Why does tf.assign() slow the execution time?
This post asks a similar question however the author is simply trying to update the learning rate and can do so by just adding a feed_dict. However, calling tf.assign can't really be avoided in my case? The other solution involved separating the graph definition and the graph run but since I require both to be in the session since they need access to the parameters of other models I'm unsure how to do this.
Any help is appreciated.
Code is as simple as:
tf.assign(var[0], var[2])
tf.assign(var[1], var[3])
Q_agent.train(...)
and var[0]
and var[1]
are the params of the Q_agent.
The training time is quite long in this case. I've adapted the code to try and use a tf.placeholder. The code is as follows:
var = tf.trainable_variables()
params = [var[4], var[5]]
update_hidden = tf.placeholder(params[0].dtype, shape=params[0].get_shape())

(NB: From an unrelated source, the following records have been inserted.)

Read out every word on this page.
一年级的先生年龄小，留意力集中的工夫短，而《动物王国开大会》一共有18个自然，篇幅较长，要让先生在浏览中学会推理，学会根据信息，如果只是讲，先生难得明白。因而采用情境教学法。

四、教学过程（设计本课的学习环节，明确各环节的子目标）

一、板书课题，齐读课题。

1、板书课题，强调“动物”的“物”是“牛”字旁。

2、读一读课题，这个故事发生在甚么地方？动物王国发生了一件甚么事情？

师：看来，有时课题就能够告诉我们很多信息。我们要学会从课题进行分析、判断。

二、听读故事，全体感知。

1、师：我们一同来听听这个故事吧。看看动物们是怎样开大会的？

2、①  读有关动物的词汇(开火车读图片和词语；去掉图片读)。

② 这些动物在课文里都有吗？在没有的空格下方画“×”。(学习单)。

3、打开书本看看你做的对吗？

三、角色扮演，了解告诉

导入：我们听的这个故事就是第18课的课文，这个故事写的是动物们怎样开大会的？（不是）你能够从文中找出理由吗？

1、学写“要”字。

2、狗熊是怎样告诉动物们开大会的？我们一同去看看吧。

update_value = tf.placeholder(params[1].dtype, shape=params[1].get_shape())
for loop:
var = tf.trainable_variables()
old_hidden = var[0]
old_value = var[1]
new_hidden = var[2]
new_value = var[3]
update_h = old_hidden.assign(update_hidden)
update_v = old_value.assign(update_value)
sess.run([update_h, update_v], feed_dict={update_hidden: new_hidden.eval(), update_value: new_value.eval()})
Though the train function now runs quickly, this hasn't improved the efficiency of the code because there's continuous slow down in performance when running update_h
and update_v
. Any ideas?